Once again, thank you for video-taping "Dharma & Greg" and freeze-framing on my vanity card. I'd like to take this opportunity to share with you some more of my beliefs. I believe that the guy who invented those speed bumps in the freeway that snap you back into consciousness when you're drifting into a nearby semi should be given a big hug. I believe that there are actually several cures for the summertime blues. I believe that in my earlier statement of beliefs, I erroneously believed that beer was a gateway drug that led to vodka. After intensive consultation with ABC executives, I now believe I was very, very wrong. Beer is good. Especially beer brewed by major manufacturers, and enjoyed in a responsible fashion.
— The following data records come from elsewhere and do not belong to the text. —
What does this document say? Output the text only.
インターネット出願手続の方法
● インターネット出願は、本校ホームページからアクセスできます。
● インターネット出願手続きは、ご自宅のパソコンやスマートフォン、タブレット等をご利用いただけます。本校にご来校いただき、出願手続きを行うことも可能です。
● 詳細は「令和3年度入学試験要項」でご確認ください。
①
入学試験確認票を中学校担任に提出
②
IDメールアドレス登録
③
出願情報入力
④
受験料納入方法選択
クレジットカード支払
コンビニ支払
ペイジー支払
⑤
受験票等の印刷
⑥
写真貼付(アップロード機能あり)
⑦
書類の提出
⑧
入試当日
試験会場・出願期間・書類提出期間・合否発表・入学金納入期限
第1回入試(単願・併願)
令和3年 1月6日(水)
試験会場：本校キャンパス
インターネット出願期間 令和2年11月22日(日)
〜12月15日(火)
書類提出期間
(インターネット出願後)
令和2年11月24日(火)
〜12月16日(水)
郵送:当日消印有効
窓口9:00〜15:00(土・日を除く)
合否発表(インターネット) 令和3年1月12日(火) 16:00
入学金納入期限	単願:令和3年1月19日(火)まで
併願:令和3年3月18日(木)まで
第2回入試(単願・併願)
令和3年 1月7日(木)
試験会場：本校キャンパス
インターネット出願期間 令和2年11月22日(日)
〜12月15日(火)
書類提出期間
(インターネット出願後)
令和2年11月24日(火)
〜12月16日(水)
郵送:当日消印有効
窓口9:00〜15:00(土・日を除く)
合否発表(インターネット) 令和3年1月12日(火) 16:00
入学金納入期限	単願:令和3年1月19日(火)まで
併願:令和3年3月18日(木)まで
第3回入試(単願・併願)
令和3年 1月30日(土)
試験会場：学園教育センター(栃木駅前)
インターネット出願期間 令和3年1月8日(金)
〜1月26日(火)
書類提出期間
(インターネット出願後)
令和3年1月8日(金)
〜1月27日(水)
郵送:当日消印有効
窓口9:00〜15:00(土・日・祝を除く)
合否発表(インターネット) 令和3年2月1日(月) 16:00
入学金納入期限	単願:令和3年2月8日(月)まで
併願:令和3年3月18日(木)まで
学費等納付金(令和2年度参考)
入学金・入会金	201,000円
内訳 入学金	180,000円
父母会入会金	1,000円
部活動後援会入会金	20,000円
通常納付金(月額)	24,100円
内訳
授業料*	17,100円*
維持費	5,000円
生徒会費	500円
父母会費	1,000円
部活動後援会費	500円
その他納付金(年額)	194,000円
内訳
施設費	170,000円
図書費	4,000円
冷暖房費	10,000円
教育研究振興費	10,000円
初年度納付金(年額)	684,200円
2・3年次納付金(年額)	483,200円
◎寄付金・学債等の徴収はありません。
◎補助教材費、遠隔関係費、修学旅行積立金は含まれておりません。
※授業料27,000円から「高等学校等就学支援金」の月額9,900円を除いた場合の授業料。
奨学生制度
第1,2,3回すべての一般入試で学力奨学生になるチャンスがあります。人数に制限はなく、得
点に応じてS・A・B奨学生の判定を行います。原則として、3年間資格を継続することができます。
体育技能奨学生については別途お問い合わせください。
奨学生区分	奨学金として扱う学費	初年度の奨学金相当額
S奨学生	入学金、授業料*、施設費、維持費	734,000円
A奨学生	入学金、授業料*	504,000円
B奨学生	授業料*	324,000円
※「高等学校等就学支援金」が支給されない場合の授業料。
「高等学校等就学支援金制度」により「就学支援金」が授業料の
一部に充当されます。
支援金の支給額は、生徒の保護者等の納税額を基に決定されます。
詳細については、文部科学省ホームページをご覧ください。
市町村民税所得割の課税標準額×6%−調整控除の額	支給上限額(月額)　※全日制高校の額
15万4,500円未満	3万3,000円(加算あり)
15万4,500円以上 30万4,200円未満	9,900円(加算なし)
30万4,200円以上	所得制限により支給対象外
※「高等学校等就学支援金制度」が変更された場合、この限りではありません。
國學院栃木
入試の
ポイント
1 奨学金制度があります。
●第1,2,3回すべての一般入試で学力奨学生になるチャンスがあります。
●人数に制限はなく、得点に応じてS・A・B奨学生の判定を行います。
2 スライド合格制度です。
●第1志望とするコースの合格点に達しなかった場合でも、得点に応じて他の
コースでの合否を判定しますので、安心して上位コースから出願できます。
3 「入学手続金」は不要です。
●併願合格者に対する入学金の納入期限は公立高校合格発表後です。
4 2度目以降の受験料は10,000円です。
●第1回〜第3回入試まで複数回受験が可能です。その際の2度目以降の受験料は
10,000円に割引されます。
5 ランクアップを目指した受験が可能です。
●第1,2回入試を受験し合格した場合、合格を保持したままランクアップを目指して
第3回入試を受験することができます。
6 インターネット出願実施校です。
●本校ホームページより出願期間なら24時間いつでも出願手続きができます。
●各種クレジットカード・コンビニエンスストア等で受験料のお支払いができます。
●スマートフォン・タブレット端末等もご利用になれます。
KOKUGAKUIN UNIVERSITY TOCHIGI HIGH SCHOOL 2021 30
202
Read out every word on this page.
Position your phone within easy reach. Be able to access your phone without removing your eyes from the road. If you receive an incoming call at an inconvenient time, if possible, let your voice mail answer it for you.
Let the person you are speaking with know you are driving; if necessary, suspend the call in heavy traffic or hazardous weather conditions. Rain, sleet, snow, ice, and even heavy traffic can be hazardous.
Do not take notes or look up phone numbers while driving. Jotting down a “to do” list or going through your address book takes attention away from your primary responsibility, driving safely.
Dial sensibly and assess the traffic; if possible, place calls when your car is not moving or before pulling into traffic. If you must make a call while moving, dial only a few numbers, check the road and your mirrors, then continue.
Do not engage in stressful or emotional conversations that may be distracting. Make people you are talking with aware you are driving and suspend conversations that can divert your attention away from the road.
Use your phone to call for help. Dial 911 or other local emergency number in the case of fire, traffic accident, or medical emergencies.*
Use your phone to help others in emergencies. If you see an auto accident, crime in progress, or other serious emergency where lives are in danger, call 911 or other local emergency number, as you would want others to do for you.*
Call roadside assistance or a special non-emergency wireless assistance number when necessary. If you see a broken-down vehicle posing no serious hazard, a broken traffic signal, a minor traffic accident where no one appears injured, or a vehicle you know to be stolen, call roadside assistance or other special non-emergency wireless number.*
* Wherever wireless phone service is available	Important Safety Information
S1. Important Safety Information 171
I believe I've spent my life expecting people to behave in a certain way. I believe that when they didn't behave according to my expectations, I became angry, sad, confused and occasionally fearful. I believe these expectations are the reason I've been angry, sad, confused and occasionally fearful more than I care to admit. As a result, I now believe my expectations are the real problem. I believe that everyone has this very same problem, and they ought to start acting accordingly. Well, that's all for now. I hope you continue to watch "Dharma & Greg" and check in on my vanity card for more of my personal beliefs.
Well, once again I'd like to thank you for not only watching, but videotaping "Dharma & Greg." I know you're busy, so this shows a wonderful commitment on your part and I want you to acknowledge that commitment with a big ol' Chuck Lorre vanity card hug. Okay, with that done let's get on with why you're here, to learn more of my personal beliefs. I believe that this episode, which on the surface deals with a funny Valentine's adventure, in fact grapples with the weighty issue of Weltschmerz. Weltschmerz is a German word which loosely means "world suffering deriving from the inevitability of reality to never match up with our expectations." Boy, only the Germans could come up with a word like that. Anyway, in this episode Greg is in Weltschmerz hell as he discovers that life is never quite like the brochure. Dharma, on the other hand, recognizes that life is a flowing river and happiness exists only when one embraces its ever-changing nature. From this dilemma we draw the comedic essence of our story. Finally, I believe that when I retire and teach sitcom writing at a community college, I'll use this theme for one of my classes to impress the kids.
Heads up. I'm only writing this one card for Season 2 of Bookie. The reason is no one, not even my family and friends, bothers to read them. It's not surprising. Max actively dissuades viewers from reading end credits, let alone sticking around to read the mischievous word salad that is a classic Chuck Lorre vanity card. They want you, for their own selfish reasons, to immediately leap into the next episode or, failing that, MILF Manor. So once again, do not bother looking for a new card at the end of the remaining 7 episodes of Bookie. There won't be one. Will the world be a poorer place? I like to think so. If you're hungry for a peek inside my fiendishly clever mind. I still have a show with easily accessible vanity cards on CBS. Ask your grandma what that is and where it can be found.